What Is Cryptocurrency Trading?
Trading in cryptocurrencies includes purchasing, selling, and exchanging digital assets. These actions occur on specialized platforms and exchanges serving as market makers, bringing buyers and sellers together. Crypto trading usually involves three types known as spot trading, futures trading, and peer-to-peer trading.
There are thousands of cryptocurrencies today, with bitcoin holding the largest market share. In the past five years, the extreme volatility of cryptocurrencies has attracted many traders, allowing them to conduct technical and fundamental analyses on the cryptocurrency market to make profits.
What Is FX Trading?
Foreign exchange, or forex, refers to the market where various currencies are traded via an intermediary known as a broker. Because currencies fluctuate in value relative to others, the value difference generates a worldwide market for exchanging currency pairings.
The currency market is valued at trillions of dollars, providing traders with several trading options. Modern forex trading includes analyzing currency pairings and other assets using charting and technical analysis software. Thanks to technological advances, the forex market is accessible to nearly everyone.

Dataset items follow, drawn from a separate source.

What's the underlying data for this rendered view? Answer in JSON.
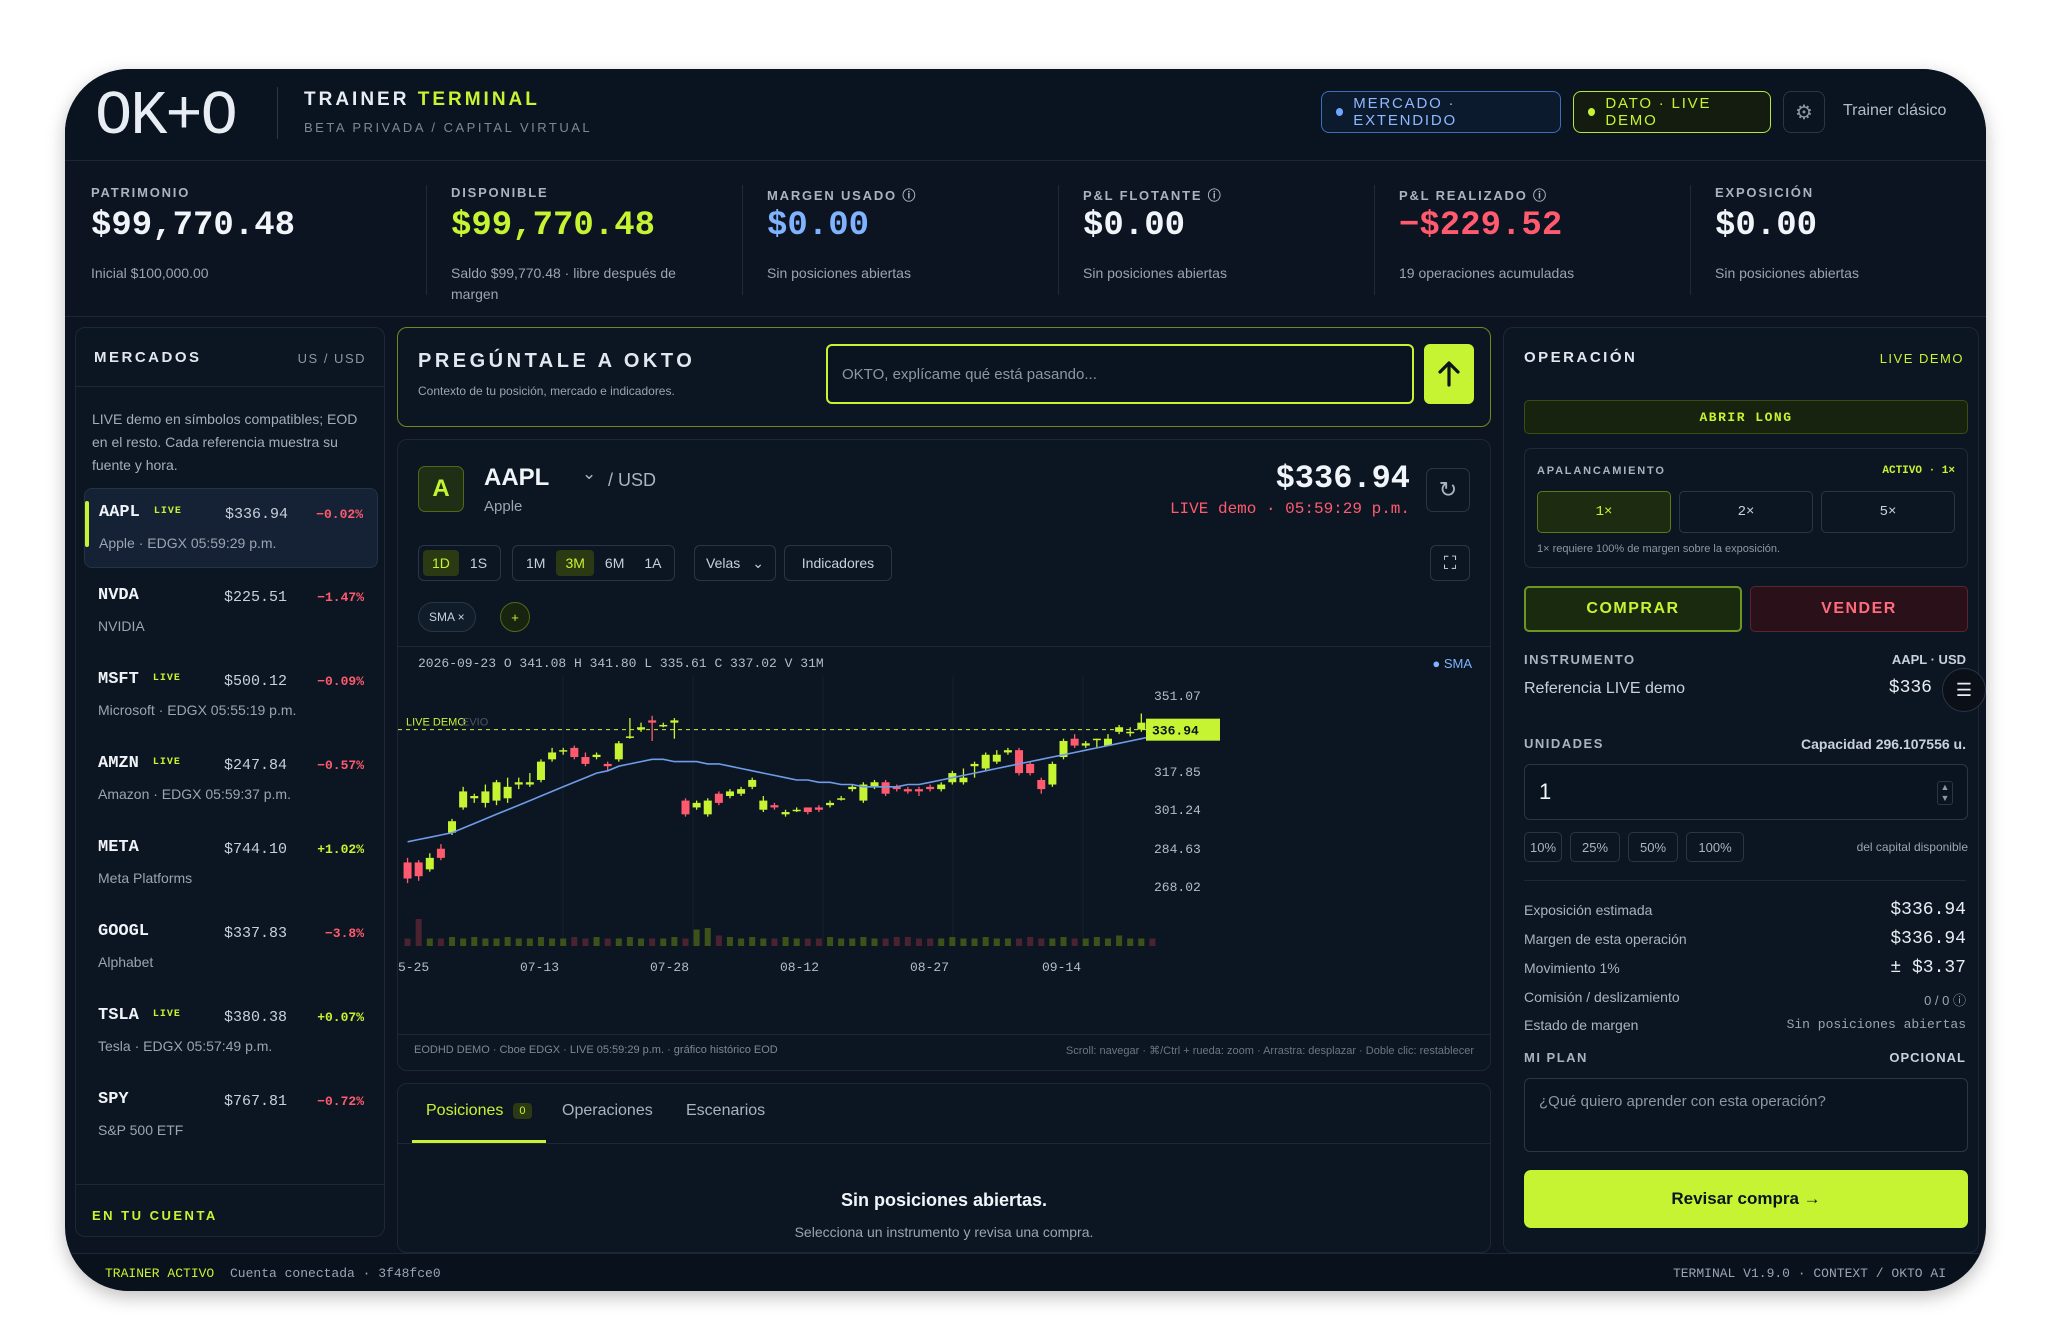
{
  "header": {
    "logo": "OK+O",
    "brand_a": "TRAINER",
    "brand_b": "TERMINAL",
    "subtitle": "BETA PRIVADA / CAPITAL VIRTUAL",
    "market_pill": "MERCADO · EXTENDIDO",
    "data_pill": "DATO · LIVE DEMO",
    "trainer_link": "Trainer clásico"
  },
  "stats": [
    {
      "label": "PATRIMONIO",
      "value": "$99,770.48",
      "sub": "Inicial $100,000.00",
      "color": "#f1f4f8"
    },
    {
      "label": "DISPONIBLE",
      "value": "$99,770.48",
      "sub": "Saldo $99,770.48 · libre después de margen",
      "color": "#c6f432"
    },
    {
      "label": "MARGEN USADO ⓘ",
      "value": "$0.00",
      "sub": "Sin posiciones abiertas",
      "color": "#7fb3ff"
    },
    {
      "label": "P&L FLOTANTE ⓘ",
      "value": "$0.00",
      "sub": "Sin posiciones abiertas",
      "color": "#f1f4f8"
    },
    {
      "label": "P&L REALIZADO ⓘ",
      "value": "−$229.52",
      "sub": "19 operaciones acumuladas",
      "color": "#ff5a6e"
    },
    {
      "label": "EXPOSICIÓN",
      "value": "$0.00",
      "sub": "Sin posiciones abiertas",
      "color": "#f1f4f8"
    }
  ],
  "markets": {
    "title": "MERCADOS",
    "region": "US / USD",
    "note": "LIVE demo en símbolos compatibles; EOD en el resto. Cada referencia muestra su fuente y hora.",
    "items": [
      {
        "symbol": "AAPL",
        "live": "LIVE",
        "price": "$336.94",
        "change": "−0.02%",
        "dir": "dn",
        "name": "Apple · EDGX 05:59:29 p.m."
      },
      {
        "symbol": "NVDA",
        "live": "",
        "price": "$225.51",
        "change": "−1.47%",
        "dir": "dn",
        "name": "NVIDIA"
      },
      {
        "symbol": "MSFT",
        "live": "LIVE",
        "price": "$500.12",
        "change": "−0.09%",
        "dir": "dn",
        "name": "Microsoft · EDGX 05:55:19 p.m."
      },
      {
        "symbol": "AMZN",
        "live": "LIVE",
        "price": "$247.84",
        "change": "−0.57%",
        "dir": "dn",
        "name": "Amazon · EDGX 05:59:37 p.m."
      },
      {
        "symbol": "META",
        "live": "",
        "price": "$744.10",
        "change": "+1.02%",
        "dir": "up",
        "name": "Meta Platforms"
      },
      {
        "symbol": "GOOGL",
        "live": "",
        "price": "$337.83",
        "change": "−3.8%",
        "dir": "dn",
        "name": "Alphabet"
      },
      {
        "symbol": "TSLA",
        "live": "LIVE",
        "price": "$380.38",
        "change": "+0.07%",
        "dir": "up",
        "name": "Tesla · EDGX 05:57:49 p.m."
      },
      {
        "symbol": "SPY",
        "live": "",
        "price": "$767.81",
        "change": "−0.72%",
        "dir": "dn",
        "name": "S&P 500 ETF"
      }
    ],
    "account_label": "EN TU CUENTA"
  },
  "ask": {
    "title": "PREGÚNTALE A OKTO",
    "subtitle": "Contexto de tu posición, mercado e indicadores.",
    "placeholder": "OKTO, explícame qué está pasando..."
  },
  "chart": {
    "badge": "A",
    "symbol": "AAPL",
    "currency": "/ USD",
    "company": "Apple",
    "price": "$336.94",
    "live_text": "LIVE demo · 05:59:29 p.m.",
    "ranges_a": [
      "1D",
      "1S"
    ],
    "ranges_b": [
      "1M",
      "3M",
      "6M",
      "1A"
    ],
    "active_range": "3M",
    "chart_style": "Velas",
    "indicators_label": "Indicadores",
    "sma_chip": "SMA ×",
    "add_chip": "+",
    "ohlc_readout": "2026-09-23 O 341.08 H 341.80 L 335.61 C 337.02 V 31M",
    "sma_legend": "● SMA",
    "live_line_label": "LIVE DEMO",
    "live_line_ghost": "EVIO",
    "price_tag": "336.94",
    "y_ticks": [
      "351.07",
      "317.85",
      "301.24",
      "284.63",
      "268.02"
    ],
    "x_ticks": [
      "5-25",
      "07-13",
      "07-28",
      "08-12",
      "08-27",
      "09-14"
    ],
    "source_note": "EODHD DEMO · Cboe EDGX · LIVE 05:59:29 p.m. · gráfico histórico EOD",
    "hint_note": "Scroll: navegar · ⌘/Ctrl + rueda: zoom · Arrastra: desplazar · Doble clic: restablecer"
  },
  "chart_data": {
    "type": "candlestick",
    "ylim": [
      260,
      356
    ],
    "y_ticks": [
      351.07,
      317.85,
      301.24,
      284.63,
      268.02
    ],
    "x_labels": [
      "5-25",
      "07-13",
      "07-28",
      "08-12",
      "08-27",
      "09-14"
    ],
    "live_price": 336.94,
    "candles": [
      [
        279,
        272,
        281,
        270
      ],
      [
        279,
        273,
        280,
        271
      ],
      [
        276,
        281,
        283,
        275
      ],
      [
        285,
        281,
        287,
        280
      ],
      [
        292,
        297,
        298,
        291
      ],
      [
        303,
        310,
        312,
        302
      ],
      [
        307,
        308,
        309,
        305
      ],
      [
        305,
        310,
        313,
        303
      ],
      [
        306,
        314,
        315,
        304
      ],
      [
        307,
        312,
        316,
        305
      ],
      [
        313,
        314,
        316,
        311
      ],
      [
        313,
        314,
        318,
        312
      ],
      [
        315,
        323,
        324,
        314
      ],
      [
        324,
        327,
        329,
        323
      ],
      [
        328,
        328,
        329,
        326
      ],
      [
        329,
        325,
        330,
        324
      ],
      [
        325,
        322,
        327,
        321
      ],
      [
        325,
        326,
        327,
        324
      ],
      [
        322,
        321,
        323,
        319
      ],
      [
        324,
        331,
        332,
        323
      ],
      [
        334,
        334,
        342,
        333
      ],
      [
        337,
        338,
        340,
        336
      ],
      [
        341,
        340,
        343,
        332
      ],
      [
        339,
        339,
        340,
        338
      ],
      [
        340,
        341,
        342,
        333
      ],
      [
        306,
        300,
        307,
        299
      ],
      [
        303,
        305,
        306,
        302
      ],
      [
        300,
        306,
        307,
        299
      ],
      [
        309,
        305,
        310,
        304
      ],
      [
        308,
        310,
        311,
        307
      ],
      [
        309,
        311,
        312,
        308
      ],
      [
        312,
        315,
        316,
        311
      ],
      [
        302,
        306,
        308,
        301
      ],
      [
        304,
        303,
        305,
        302
      ],
      [
        300,
        301,
        302,
        299
      ],
      [
        302,
        302,
        303,
        301
      ],
      [
        303,
        301,
        303,
        300
      ],
      [
        303,
        302,
        304,
        301
      ],
      [
        304,
        305,
        306,
        303
      ],
      [
        307,
        307,
        308,
        306
      ],
      [
        311,
        312,
        313,
        310
      ],
      [
        306,
        313,
        314,
        305
      ],
      [
        312,
        314,
        315,
        311
      ],
      [
        314,
        309,
        315,
        308
      ],
      [
        312,
        311,
        313,
        310
      ],
      [
        311,
        310,
        312,
        309
      ],
      [
        311,
        310,
        312,
        308
      ],
      [
        312,
        311,
        313,
        310
      ],
      [
        311,
        313,
        314,
        310
      ],
      [
        314,
        318,
        319,
        313
      ],
      [
        314,
        316,
        320,
        313
      ],
      [
        321,
        322,
        323,
        316
      ],
      [
        320,
        326,
        327,
        319
      ],
      [
        323,
        326,
        328,
        322
      ],
      [
        327,
        328,
        329,
        326
      ],
      [
        328,
        318,
        329,
        317
      ],
      [
        322,
        318,
        323,
        317
      ],
      [
        315,
        311,
        316,
        309
      ],
      [
        313,
        322,
        323,
        312
      ],
      [
        325,
        332,
        333,
        324
      ],
      [
        333,
        330,
        335,
        329
      ],
      [
        330,
        331,
        332,
        329
      ],
      [
        333,
        333,
        333,
        329
      ],
      [
        330,
        333,
        335,
        330
      ],
      [
        336,
        338,
        339,
        335
      ],
      [
        336,
        336,
        338,
        334
      ],
      [
        337,
        340,
        344,
        336
      ],
      [
        340,
        337,
        341,
        336
      ]
    ],
    "sma": [
      288,
      289,
      290,
      291,
      292,
      294,
      296,
      298,
      300,
      302,
      304,
      306,
      308,
      310,
      312,
      314,
      316,
      318,
      319,
      321,
      322,
      323,
      324,
      324,
      323,
      323,
      323,
      322,
      322,
      321,
      320,
      319,
      318,
      317,
      316,
      315,
      315,
      314,
      314,
      313,
      313,
      312,
      312,
      312,
      312,
      313,
      313,
      314,
      315,
      316,
      317,
      318,
      319,
      320,
      321,
      322,
      323,
      324,
      325,
      326,
      327,
      328,
      329,
      330,
      331,
      332,
      333,
      334
    ],
    "volume": [
      0.25,
      0.9,
      0.25,
      0.25,
      0.3,
      0.25,
      0.3,
      0.25,
      0.25,
      0.3,
      0.25,
      0.25,
      0.3,
      0.25,
      0.25,
      0.3,
      0.25,
      0.3,
      0.25,
      0.25,
      0.3,
      0.25,
      0.25,
      0.25,
      0.3,
      0.25,
      0.55,
      0.6,
      0.35,
      0.3,
      0.25,
      0.3,
      0.25,
      0.25,
      0.3,
      0.25,
      0.25,
      0.25,
      0.3,
      0.25,
      0.25,
      0.3,
      0.25,
      0.25,
      0.3,
      0.3,
      0.25,
      0.25,
      0.25,
      0.3,
      0.25,
      0.25,
      0.3,
      0.25,
      0.25,
      0.25,
      0.3,
      0.25,
      0.25,
      0.3,
      0.25,
      0.25,
      0.3,
      0.25,
      0.35,
      0.25,
      0.25,
      0.25
    ]
  },
  "positions": {
    "tabs": [
      {
        "label": "Posiciones",
        "count": "0"
      },
      {
        "label": "Operaciones",
        "count": ""
      },
      {
        "label": "Escenarios",
        "count": ""
      }
    ],
    "empty_title": "Sin posiciones abiertas.",
    "empty_sub": "Selecciona un instrumento y revisa una compra."
  },
  "operation": {
    "title": "OPERACIÓN",
    "mode": "LIVE DEMO",
    "action_banner": "ABRIR LONG",
    "leverage_label": "APALANCAMIENTO",
    "leverage_status": "ACTIVO · 1×",
    "leverage_options": [
      "1×",
      "2×",
      "5×"
    ],
    "leverage_note": "1× requiere 100% de margen sobre la exposición.",
    "buy": "COMPRAR",
    "sell": "VENDER",
    "instrument_label": "INSTRUMENTO",
    "instrument_value": "AAPL · USD",
    "reference_label": "Referencia LIVE demo",
    "reference_value": "$336",
    "units_label": "UNIDADES",
    "capacity": "Capacidad 296.107556 u.",
    "units_value": "1",
    "pct_buttons": [
      "10%",
      "25%",
      "50%",
      "100%"
    ],
    "pct_note": "del capital disponible",
    "rows": [
      {
        "k": "Exposición estimada",
        "v": "$336.94"
      },
      {
        "k": "Margen de esta operación",
        "v": "$336.94"
      },
      {
        "k": "Movimiento 1%",
        "v": "± $3.37"
      },
      {
        "k": "Comisión / deslizamiento",
        "v": "0 / 0 ⓘ"
      },
      {
        "k": "Estado de margen",
        "v": "Sin posiciones abiertas"
      }
    ],
    "plan_label": "MI PLAN",
    "plan_optional": "OPCIONAL",
    "plan_placeholder": "¿Qué quiero aprender con esta operación?",
    "submit": "Revisar compra →"
  },
  "footer": {
    "status": "TRAINER ACTIVO",
    "account": "Cuenta conectada · 3f48fce0",
    "version": "TERMINAL V1.9.0 · CONTEXT / OKTO AI"
  },
  "colors": {
    "accent": "#c6f432",
    "down": "#ff5a6e",
    "blue": "#7fb3ff",
    "bg": "#0b1420"
  }
}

Differences Between Crypto vs. Forex Trading
The distinctions between cryptocurrency and forex trading are large enough to impact your market knowledge. Among these differences are:
The degree to which traders may purchase or sell assets in a market is known as liquidity. Liquidity is a major factor determining a market’s efficiency and ease of trading. The FX market is more liquid and efficient than the cryptocurrency market because it has more participants.
There are many traders on both sides of every transaction in the FX market. But in the crypto world, only a handful of traders are on both sides of every transaction. Only a few cryptocurrencies, like BTC, ETH, and USDT, have sufficient liquidity to ensure smooth exchanges.
Market Capitalization And Volatility
The FX market is worth significantly more than the crypto market. With a market cap valued at over $2 quadrillion, the forex market is relatively stable and resistant to unpredictable fluctuations.
The significant difference in market capitalizations between the two is an essential determinant in market circumstances. On the other hand, the crypto market is valued at over $1 trillion and is extremely vulnerable to market fluctuations. This accounts for the tendency for unpredictable market gains.
Decentralization And Regulation
It is not surprising that the government heavily regulates the global FX market because currencies can impart the economies of a nation. On the other hand, the cryptocurrency industry is mostly deregulated. Crypto trading is still in its early stages, and although each region has some form of regulation, most nations are yet to control it completely.
The decentralization of the crypto industry is one of its major features as it seeks to establish a financial market not regulated by the government.
Forex traders have access to multiple trading platforms to execute their trades in various ways. In addition, most brokers offer an array of features such as streaming real-time data feeds and charting tools that allow traders to execute their trades faster and more efficiently.
Crypto traders do not have access to these same types of trading tools. However, they can use their software solutions to track their profits and losses and set up alerts on price movements that may signal an opportunity for profit taking or risk management purposes.
Forex traders can trade a wide variety of fiat currency pairings. The USD is the most traded currency, accounting for around 90% of all forex deals.
Alternatively, there are many more coins in the crypto market than currencies in the forex market. With over 14,000 coins available for trading, most are traded against Bitcoin, Ethereum, or USDT.
Market Influencing Factors
The market movement, such as the spread between currencies, determines trading conditions in forex trading. Market movements are controlled by forces caused by economic factors or by political events. There is no spread in cryptocurrency trading, but there are slippage levels and market sentiment.
Platforms And Exchanges
There is no standard set of terms and conditions for trading on the forex or cryptocurrency markets, and conditions might fluctuate from broker to broker or exchange to exchange.
Traders need a platform to trade the forex and crypto markets. In forex, such platforms are called brokers, and in crypto, they are called exchanges.
Market accessibility is one of the most important differences between forex and cryptocurrency. While FX is only open five days a week (24/5) and closed on holidays, the crypto market is constantly active (24/7). The accessibility of the markets has an impact on your trading strategy as well as your ability to execute trades quickly when needed.
The Bottom Line
Crypto trading and forex trading are both great ways to make money. They differ in some features, but they are similar in that they offer amazing profit opportunities.
If you are interested in either market, having the requisite knowledge and technique determines how well you maximize your returns. Therefore, to be successful in either market, you must learn everything you can about that market.